Medicare beneficiaries will also get a free annual wellness visit under the new law. The visit will cover a number of services, including a health risk assessment and a review of the person's functional and cognitive abilities.
Now, in all seriousness, health care reform does reduce overall spending on Medicare. That includes reduced payments to providers, who could react by seeing fewer Medicare patients, and to private Medicare Advantage plans, which might offer fewer benefits.
But for as long as I can remember, Republicans have also called for spending less on Medicare. Former House Speaker Newt Gingrich did it in the 1990s. Representative Paul Ryan does it now. The difference is that these Republican Medicare cuts (and others like them) have been larger and more crude. Both Gingrich and Ryan have sought, among other things, to turn Medicare into something like a voucher program that would not guarantee a level of benefits.

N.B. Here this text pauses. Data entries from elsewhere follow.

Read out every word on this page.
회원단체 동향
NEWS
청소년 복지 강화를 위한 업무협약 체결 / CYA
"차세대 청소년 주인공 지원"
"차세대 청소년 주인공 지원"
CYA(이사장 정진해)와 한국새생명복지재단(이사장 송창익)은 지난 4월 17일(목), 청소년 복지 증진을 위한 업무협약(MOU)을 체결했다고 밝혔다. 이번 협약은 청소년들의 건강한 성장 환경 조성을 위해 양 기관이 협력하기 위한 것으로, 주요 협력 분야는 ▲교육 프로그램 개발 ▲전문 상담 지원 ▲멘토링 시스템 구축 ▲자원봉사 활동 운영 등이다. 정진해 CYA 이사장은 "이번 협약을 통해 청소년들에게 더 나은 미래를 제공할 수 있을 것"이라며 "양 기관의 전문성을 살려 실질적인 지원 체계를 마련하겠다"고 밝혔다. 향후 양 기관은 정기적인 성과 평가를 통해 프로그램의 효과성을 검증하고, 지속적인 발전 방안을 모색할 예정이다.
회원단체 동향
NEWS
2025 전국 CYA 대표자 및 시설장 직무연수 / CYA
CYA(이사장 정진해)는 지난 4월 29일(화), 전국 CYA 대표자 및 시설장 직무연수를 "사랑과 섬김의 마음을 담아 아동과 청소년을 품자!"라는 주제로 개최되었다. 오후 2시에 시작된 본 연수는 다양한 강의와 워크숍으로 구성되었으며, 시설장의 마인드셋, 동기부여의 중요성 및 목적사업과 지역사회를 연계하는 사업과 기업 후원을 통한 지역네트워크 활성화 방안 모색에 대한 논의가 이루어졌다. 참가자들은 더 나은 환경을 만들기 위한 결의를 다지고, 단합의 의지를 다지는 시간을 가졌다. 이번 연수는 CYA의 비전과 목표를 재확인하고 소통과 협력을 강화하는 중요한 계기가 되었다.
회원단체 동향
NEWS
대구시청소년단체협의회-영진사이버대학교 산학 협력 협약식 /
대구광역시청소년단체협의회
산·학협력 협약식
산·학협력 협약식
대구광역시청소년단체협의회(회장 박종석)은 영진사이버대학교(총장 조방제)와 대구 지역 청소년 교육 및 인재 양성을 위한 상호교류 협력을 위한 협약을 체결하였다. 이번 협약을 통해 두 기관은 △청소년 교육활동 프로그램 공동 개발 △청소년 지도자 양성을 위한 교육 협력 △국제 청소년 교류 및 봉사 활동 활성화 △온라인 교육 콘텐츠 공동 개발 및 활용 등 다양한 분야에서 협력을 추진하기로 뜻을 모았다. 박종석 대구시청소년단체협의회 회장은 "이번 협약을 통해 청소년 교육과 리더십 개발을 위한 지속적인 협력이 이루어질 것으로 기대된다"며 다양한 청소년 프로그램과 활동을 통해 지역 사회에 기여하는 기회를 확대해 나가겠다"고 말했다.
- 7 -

The Democratic reductions in the Affordable Care Act, by contrast, are part of a package that seeks to spend money more carefully--by fostering the use of medical homes, for example, or reducing payments to hospitals with high infection rates. Studies have shown that physicians frequently threaten to see Medicare patients as fees go down, but rarely do; the reduction in money to Medicare Advantage payments reflect the fact that, according to multiple independent authorities, the program has become a form of corporate welfare for insurers.
The Democrats were also careful to improve coverage in certain places, even as they reduce spending overall. The guarantee of free preventative care is one example of that. As the Post article notes, seniors who get free preventative care are more likely to get the checkups and tests they need, while developing better relationships with providers and developing more consistent patterns of care. Whether or not this turns out to save money, as some experts predict, it should make seniors healthier. And, through it all, the Democrats keep the promise of a basic level of benefits for all seniors.
If you think we must slow down the growth in Medicare spending--and I'm aware of no serious politician, in either party, who thinks otherwise--this strategy strikes me as a pretty sensible one. And while the calibrations of Medicare may not always work out precisely as planned, overall they seem preferable to the bigger, cruder cuts Republicans have in mind.
Update: I added links and clarified that Democrats, unlike Republicans, maintain the commitment to basic Medicare benefits.